Strip-mined country

Eighty percent of the surface area of the Pacific country Nauru has been strip-mined; most of its land has been shipped to Australia, New Zealand, and Britain.

Nauru
Sean Kelleher [CC BY-SA 2.0], via Wikimedia Commons
Nauru, because it’s an island in the midst of the southern Pacific Ocean, is visited by a lot of migratory birds. Their guano, accumulated over thousands of years, left Nauru more or less covered in rich phosphate rock. Phosphorus is a key ingredient in inorganic fertilizer, and phosphate rock is pretty much the only economical way of extracting it.

(Side note: we’re going to run out of phosphorus at some point in the future. Our extraction and lack of recycling means that it will be so spread out that it won’t be possible to extract large quantities any more. So we have that to look forward to.)
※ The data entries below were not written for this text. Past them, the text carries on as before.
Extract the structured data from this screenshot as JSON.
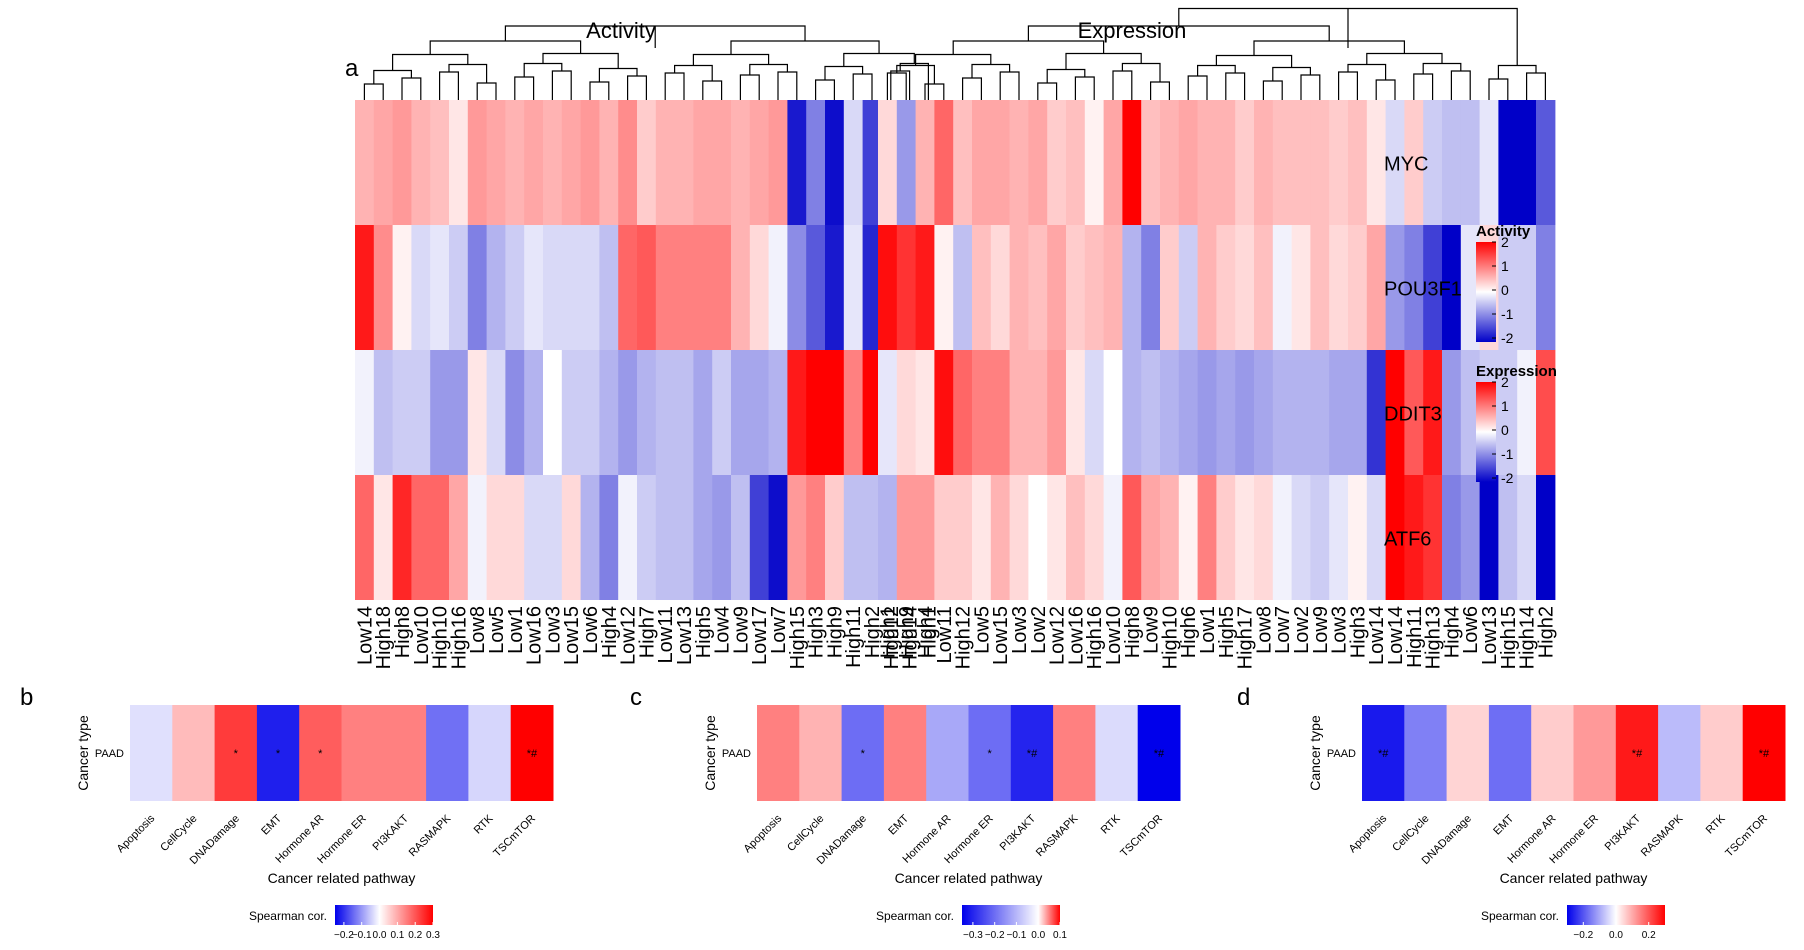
{
  "figure": {
    "panel_labels": [
      "a",
      "b",
      "c",
      "d"
    ]
  },
  "chart_data": [
    {
      "panel": "a",
      "type": "heatmap",
      "titles": {
        "activity": "Activity",
        "expression": "Expression"
      },
      "rows": [
        "MYC",
        "POU3F1",
        "DDIT3",
        "ATF6"
      ],
      "activity": {
        "columns": [
          "Low14",
          "High18",
          "High8",
          "Low10",
          "High10",
          "High16",
          "Low8",
          "Low5",
          "Low1",
          "Low16",
          "Low3",
          "Low15",
          "Low6",
          "High4",
          "Low12",
          "High7",
          "Low11",
          "Low13",
          "High5",
          "Low4",
          "Low9",
          "Low17",
          "Low7",
          "High15",
          "High3",
          "High9",
          "High11",
          "High2",
          "High12",
          "High14",
          "High1"
        ],
        "values": [
          [
            0.6,
            0.7,
            0.8,
            0.6,
            0.5,
            0.2,
            0.8,
            0.7,
            0.6,
            0.7,
            0.6,
            0.7,
            0.8,
            0.6,
            0.9,
            0.4,
            0.6,
            0.6,
            0.7,
            0.7,
            0.6,
            0.7,
            0.8,
            -1.8,
            -1.0,
            -1.9,
            -0.3,
            -1.5,
            -1.0,
            -2.0,
            -2.0
          ],
          [
            1.8,
            0.9,
            0.1,
            -0.3,
            -0.2,
            -0.4,
            -1.0,
            -0.6,
            -0.4,
            -0.2,
            -0.3,
            -0.3,
            -0.3,
            -0.5,
            1.2,
            1.3,
            1.0,
            1.0,
            1.0,
            1.0,
            0.6,
            0.3,
            -0.1,
            -0.9,
            -1.3,
            -1.8,
            -0.2,
            -1.7,
            -0.3,
            -0.4,
            -0.2
          ],
          [
            -0.1,
            -0.5,
            -0.4,
            -0.4,
            -0.8,
            -0.8,
            0.2,
            -0.3,
            -0.9,
            -0.6,
            0.0,
            -0.4,
            -0.4,
            -0.6,
            -0.8,
            -0.6,
            -0.5,
            -0.5,
            -0.7,
            -0.4,
            -0.7,
            -0.7,
            -0.6,
            1.8,
            2.0,
            2.0,
            1.0,
            2.0,
            1.2,
            1.1,
            0.8
          ],
          [
            1.2,
            0.2,
            1.7,
            1.2,
            1.2,
            0.7,
            -0.1,
            0.3,
            0.3,
            -0.3,
            -0.3,
            0.3,
            -0.6,
            -1.0,
            -0.1,
            -0.4,
            -0.5,
            -0.5,
            -0.7,
            -0.8,
            -0.5,
            -1.5,
            -1.9,
            0.8,
            1.0,
            0.4,
            -0.5,
            -0.5,
            -0.7,
            -0.8,
            -1.4
          ]
        ]
      },
      "expression": {
        "columns": [
          "High1",
          "High9",
          "High4",
          "Low11",
          "High12",
          "Low5",
          "Low15",
          "Low3",
          "Low2",
          "Low12",
          "Low16",
          "High16",
          "Low10",
          "High8",
          "Low9",
          "High10",
          "High6",
          "Low1",
          "High5",
          "High17",
          "Low8",
          "Low7",
          "Low2",
          "Low9",
          "Low3",
          "High3",
          "Low14",
          "Low14",
          "High11",
          "High13",
          "High4",
          "Low6",
          "Low13",
          "High15",
          "High14",
          "High2"
        ],
        "values": [
          [
            0.3,
            -0.8,
            0.6,
            1.2,
            0.5,
            0.7,
            0.7,
            0.6,
            0.7,
            0.4,
            0.5,
            0.1,
            0.7,
            2.0,
            0.5,
            0.6,
            0.7,
            0.6,
            0.6,
            0.4,
            0.6,
            0.5,
            0.5,
            0.5,
            0.4,
            0.5,
            0.2,
            -0.3,
            0.4,
            -0.4,
            -0.5,
            -0.5,
            -0.2,
            -2.0,
            -2.0,
            -1.3
          ],
          [
            1.9,
            1.6,
            1.8,
            0.1,
            -0.5,
            0.5,
            0.3,
            0.6,
            0.5,
            0.7,
            0.4,
            0.5,
            0.6,
            -0.6,
            -1.0,
            0.4,
            -0.4,
            0.6,
            0.4,
            0.3,
            0.5,
            -0.1,
            0.2,
            0.5,
            0.3,
            0.4,
            0.7,
            -0.8,
            -1.0,
            -1.5,
            -2.0,
            -0.2,
            0.3,
            -0.4,
            -0.4,
            -1.0
          ],
          [
            -0.2,
            0.3,
            0.2,
            1.9,
            1.2,
            1.0,
            1.0,
            0.6,
            0.6,
            0.8,
            0.2,
            -0.3,
            0.0,
            -0.6,
            -0.5,
            -0.6,
            -0.7,
            -0.8,
            -0.7,
            -0.8,
            -0.7,
            -0.6,
            -0.6,
            -0.6,
            -0.7,
            -0.7,
            -1.6,
            2.0,
            1.3,
            1.8,
            -0.8,
            -0.5,
            -0.4,
            -0.4,
            -0.1,
            1.4
          ],
          [
            -0.6,
            0.8,
            0.8,
            0.4,
            0.4,
            0.2,
            0.6,
            0.3,
            0.0,
            0.2,
            0.5,
            0.3,
            -0.1,
            1.3,
            0.7,
            0.6,
            0.1,
            1.0,
            0.4,
            0.2,
            0.3,
            -0.1,
            -0.3,
            -0.4,
            -0.2,
            0.1,
            -0.3,
            2.0,
            1.8,
            1.6,
            -1.0,
            -0.8,
            -2.0,
            -0.5,
            -0.3,
            -2.0
          ]
        ]
      },
      "legends": [
        {
          "title": "Activity",
          "ticks": [
            "2",
            "1",
            "0",
            "-1",
            "-2"
          ]
        },
        {
          "title": "Expression",
          "ticks": [
            "2",
            "1",
            "0",
            "-1",
            "-2"
          ]
        }
      ]
    },
    {
      "panel": "b",
      "type": "heatmap",
      "ylabel": "Cancer type",
      "xlabel": "Cancer related pathway",
      "row": "PAAD",
      "categories": [
        "Apoptosis",
        "CellCycle",
        "DNADamage",
        "EMT",
        "Hormone AR",
        "Hormone ER",
        "PI3KAKT",
        "RASMAPK",
        "RTK",
        "TSCmTOR"
      ],
      "values": [
        -0.03,
        0.08,
        0.23,
        -0.22,
        0.19,
        0.15,
        0.15,
        -0.14,
        -0.04,
        0.3
      ],
      "marks": [
        "",
        "",
        "*",
        "*",
        "*",
        "",
        "",
        "",
        "",
        "*#"
      ],
      "legend": {
        "title": "Spearman cor.",
        "range": [
          -0.25,
          0.3
        ],
        "ticks": [
          "−0.2",
          "−0.1",
          "0.0",
          "0.1",
          "0.2",
          "0.3"
        ]
      }
    },
    {
      "panel": "c",
      "type": "heatmap",
      "ylabel": "Cancer type",
      "xlabel": "Cancer related pathway",
      "row": "PAAD",
      "categories": [
        "Apoptosis",
        "CellCycle",
        "DNADamage",
        "EMT",
        "Hormone AR",
        "Hormone ER",
        "PI3KAKT",
        "RASMAPK",
        "RTK",
        "TSCmTOR"
      ],
      "values": [
        0.05,
        0.03,
        -0.2,
        0.05,
        -0.12,
        -0.2,
        -0.3,
        0.05,
        -0.05,
        -0.35
      ],
      "marks": [
        "",
        "",
        "*",
        "",
        "",
        "*",
        "*#",
        "",
        "",
        "*#"
      ],
      "legend": {
        "title": "Spearman cor.",
        "range": [
          -0.35,
          0.1
        ],
        "ticks": [
          "−0.3",
          "−0.2",
          "−0.1",
          "0.0",
          "0.1"
        ]
      }
    },
    {
      "panel": "d",
      "type": "heatmap",
      "ylabel": "Cancer type",
      "xlabel": "Cancer related pathway",
      "row": "PAAD",
      "categories": [
        "Apoptosis",
        "CellCycle",
        "DNADamage",
        "EMT",
        "Hormone AR",
        "Hormone ER",
        "PI3KAKT",
        "RASMAPK",
        "RTK",
        "TSCmTOR"
      ],
      "values": [
        -0.27,
        -0.15,
        0.05,
        -0.17,
        0.06,
        0.12,
        0.27,
        -0.08,
        0.06,
        0.3
      ],
      "marks": [
        "*#",
        "",
        "",
        "",
        "",
        "",
        "*#",
        "",
        "",
        "*#"
      ],
      "legend": {
        "title": "Spearman cor.",
        "range": [
          -0.3,
          0.3
        ],
        "ticks": [
          "−0.2",
          "0.0",
          "0.2"
        ]
      }
    }
  ]
}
Nauru was strip-mined, first by the Germans and then by an Australian / New Zealand / British consortium, and its phosphate rock shipped off to power their agriculture. Fully 80% of the island’s surface has been stripped away, leaving tall pillars of limestone and not much else.

The profit from this mining was supposed to create an investment fund for the Nauruans, but a series of bad investments has seriously diminished its wealth. This included, in one notable failure, the funding of the 1993 production Leonardo the Musical, a show so bad that most of the audience left before the end of the first show.

There’s lots more to the story of Nauru, so I may revisit this country in a later blog post. As far as phosphate is concerned, two other Pacific islands were also plundered: Banaba Island in Kiribati lost nearly 90% of its surface area between 1900 and 1979; Makatea in French Polynesia is inhabited by 93 people (at last count). Today most of our phosphate comes from Morocco. For now.